The pace is dizzying, intensified by the occasional bidding war. Bids for a rare 1847 Walker Colt pistol skyrocket into the hundreds of thousands and are soon stair-stepping in $50,000 increments. The air in the room grows electric as the pauses between bids stretch to the breaking point. Several times in a row, just as Hogan announces, “Last call, fair warning,” a bidder raises his numbered green card, pushing the price ever higher until it tops out at an astounding $1,035,000 including fees.
While there are other high-dollar highlights, including a century-old Winchester lever-action rifle originally owned by the author Zane Grey that brings $345,000, plenty of lots sell for a few thousand dollars. A bid of just over $2,800, for example, wins a beautiful 1925 Parker Bros. 12-gauge trap gun.

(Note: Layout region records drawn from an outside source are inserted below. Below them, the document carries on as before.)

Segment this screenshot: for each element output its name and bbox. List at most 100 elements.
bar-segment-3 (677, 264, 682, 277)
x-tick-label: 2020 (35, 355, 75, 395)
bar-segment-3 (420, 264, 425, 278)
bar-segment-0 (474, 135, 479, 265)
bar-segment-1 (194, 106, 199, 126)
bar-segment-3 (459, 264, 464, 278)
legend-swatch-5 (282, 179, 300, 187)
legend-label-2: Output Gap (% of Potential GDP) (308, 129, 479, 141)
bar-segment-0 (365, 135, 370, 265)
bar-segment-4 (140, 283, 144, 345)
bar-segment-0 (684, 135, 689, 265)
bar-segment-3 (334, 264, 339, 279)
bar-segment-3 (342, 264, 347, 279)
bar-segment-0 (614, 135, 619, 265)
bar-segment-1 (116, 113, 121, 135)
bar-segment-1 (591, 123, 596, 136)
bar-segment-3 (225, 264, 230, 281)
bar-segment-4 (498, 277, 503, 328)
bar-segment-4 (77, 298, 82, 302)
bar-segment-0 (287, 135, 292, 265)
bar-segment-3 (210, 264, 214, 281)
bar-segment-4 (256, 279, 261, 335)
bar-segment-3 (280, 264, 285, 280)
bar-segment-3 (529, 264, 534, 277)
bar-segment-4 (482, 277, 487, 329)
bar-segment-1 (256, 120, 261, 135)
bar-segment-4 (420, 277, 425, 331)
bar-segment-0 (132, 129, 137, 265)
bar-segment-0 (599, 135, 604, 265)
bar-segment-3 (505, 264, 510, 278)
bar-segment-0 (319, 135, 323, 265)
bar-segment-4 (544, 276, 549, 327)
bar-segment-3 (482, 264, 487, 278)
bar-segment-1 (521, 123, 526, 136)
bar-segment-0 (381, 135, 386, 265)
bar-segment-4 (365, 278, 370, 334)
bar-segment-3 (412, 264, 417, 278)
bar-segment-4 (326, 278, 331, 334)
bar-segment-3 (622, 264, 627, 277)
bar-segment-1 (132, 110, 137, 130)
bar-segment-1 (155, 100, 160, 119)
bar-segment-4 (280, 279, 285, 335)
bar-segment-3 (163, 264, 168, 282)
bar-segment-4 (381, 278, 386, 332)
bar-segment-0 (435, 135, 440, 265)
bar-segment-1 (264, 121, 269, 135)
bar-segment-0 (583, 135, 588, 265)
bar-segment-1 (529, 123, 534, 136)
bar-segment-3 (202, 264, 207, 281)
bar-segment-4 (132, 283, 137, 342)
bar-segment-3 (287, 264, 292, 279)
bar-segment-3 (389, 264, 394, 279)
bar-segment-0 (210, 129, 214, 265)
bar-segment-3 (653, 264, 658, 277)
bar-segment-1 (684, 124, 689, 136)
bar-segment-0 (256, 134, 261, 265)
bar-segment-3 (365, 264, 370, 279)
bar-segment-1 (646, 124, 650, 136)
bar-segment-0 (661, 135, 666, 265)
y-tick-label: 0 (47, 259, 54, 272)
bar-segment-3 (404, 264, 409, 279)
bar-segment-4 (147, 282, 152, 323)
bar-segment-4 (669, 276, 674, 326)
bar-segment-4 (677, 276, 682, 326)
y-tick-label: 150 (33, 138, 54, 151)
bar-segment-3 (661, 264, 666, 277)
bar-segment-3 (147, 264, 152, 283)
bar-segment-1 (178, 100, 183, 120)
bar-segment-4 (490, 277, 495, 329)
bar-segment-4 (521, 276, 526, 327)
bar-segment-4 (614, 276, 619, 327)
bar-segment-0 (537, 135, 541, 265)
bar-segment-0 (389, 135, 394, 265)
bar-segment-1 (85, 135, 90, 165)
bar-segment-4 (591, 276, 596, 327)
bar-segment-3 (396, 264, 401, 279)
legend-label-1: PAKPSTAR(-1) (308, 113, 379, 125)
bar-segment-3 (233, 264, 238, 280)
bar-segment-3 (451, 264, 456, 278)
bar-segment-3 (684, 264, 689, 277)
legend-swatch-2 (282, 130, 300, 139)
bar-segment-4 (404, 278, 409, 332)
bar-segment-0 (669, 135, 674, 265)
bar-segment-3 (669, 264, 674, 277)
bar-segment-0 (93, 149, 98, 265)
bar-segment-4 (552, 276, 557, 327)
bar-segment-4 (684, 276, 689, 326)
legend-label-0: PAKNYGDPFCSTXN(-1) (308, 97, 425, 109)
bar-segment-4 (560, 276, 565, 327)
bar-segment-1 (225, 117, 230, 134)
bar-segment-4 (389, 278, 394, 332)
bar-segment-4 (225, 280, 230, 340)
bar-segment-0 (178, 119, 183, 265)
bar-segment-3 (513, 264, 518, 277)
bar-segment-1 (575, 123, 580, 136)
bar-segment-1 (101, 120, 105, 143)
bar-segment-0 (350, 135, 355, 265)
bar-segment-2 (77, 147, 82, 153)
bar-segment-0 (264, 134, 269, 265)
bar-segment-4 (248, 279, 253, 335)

That night, at a post-auction steak dinner the Hogans host for a few dozen auction regulars, I meet a collector from Mississippi, who explains what draws him to antique firearms. “I grew up in Natchez, where I was surrounded by old buildings and antiques,” he says. “In a place like that, you almost can’t help but develop an interest in fine old things.” These guns, he says, steeped in history, tell the story of America.
Near the end of day two, James from Corpus waves me into a curtained room, where winning bidders get to handle their prizes before RIAC crates them up. He’s animated and smiling ear to ear.
“Did you have some luck?” I ask.
“I sure did!” he says. “Remember that Model 12 I was admiring? I got it for a lot less than I expected.”
Though the shotgun is already packed for shipping, we look at the catalog photo—at the tobacco-brown stock and the high-relief engraving of a pointer flushing pheasant.
“This is why I collect,” James says. He’s still in the game.